Pasar al contenido principal

De causas y culpables

Buscar causas como estrategia para comprender el absurdo

Hace más de 25 siglos ocurrió en occidente el tantas veces explicado paso del mito al logos. Los dioses se desvanecían de un mundo que comienza a comprenderse mejor en términos causales. En el fondo, tras este impulso se esconde un tremendo bofetón teológico: si en la mitología judeocristiana es Dios quien expulsa a Adán y Eva del paraíso, al asumir la razón como principio explicativo el ser humano está en cierto modo expulsado a Dios de su mundo. Mucho más allá del ámbito teórico: se trata de una emancipación moral. No quiero que mi suerte dependa de ti. Rechazo por completo que los asuntos de los dioses sean determinantes en la vida de los hombres. Quiero, de una vez por todas, ser dueño de mi mismo, tomar el control de mi vida. Aunque estas sentencias no estaban implícitas en el paso del mito al lógos, sí que van, como suele decirse por ahí, "de tapadillo”. El ser humano se va sintiendo más a gusto en un mundo que puede explicar y controlar por sí mismo. Qué bien nos encaja todo cuando todo encaja. Qué maravillosas son las causas cuando todo lo tiene.

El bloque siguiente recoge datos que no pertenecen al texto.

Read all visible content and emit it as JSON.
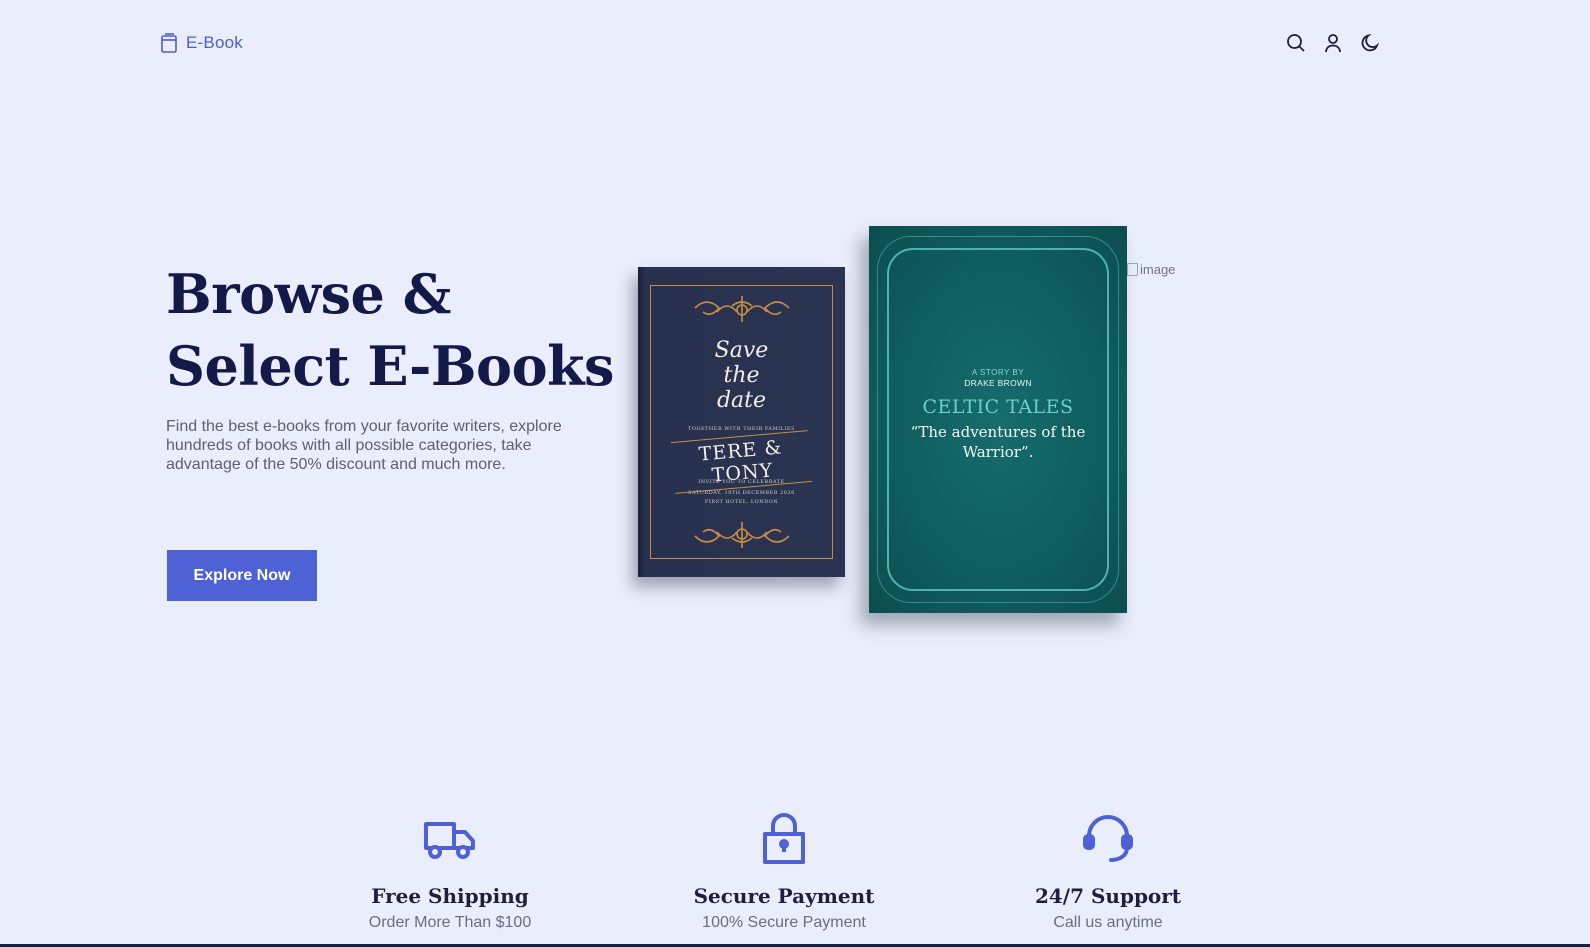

Demos ahora un salto desde aquellos albores del pensamiento hasta hoy mismo. Resulta que más de 2500 años de causalidad han dejado su huella y el mejor ejemplo lo tenemos en la reciente matanza de Newtown. En menos de una semana ya tenemos el cóctel de causas perfecto: país y sociedad tolerantes con las armas, adolescente-joven con un cuadro psicológico determinado y una discusión familiar especialmente intensa. Es horroroso que el horror nos cuadre tan bien. Esta manía nuestra de encontrarle explicación a todo. Claro, es que el pobre chaval tenía autismo. Una falta de respeto absoluta para los millones de autistas que en el mundo son, y transitan por la vida con la paz como bandera. El asperger, dicen otras noticias. Un síndrome aún polémico dentro de la propia psiquiatría, como causa última de una auténtica carnicería. No, no, la culpa es de esa cultura de la violencia y de las armas. Siempre buscando causas y responsables. Es la liturgia humana del lógos: cuando sepamos ya por qué, entonces podremos dormir tranquilos.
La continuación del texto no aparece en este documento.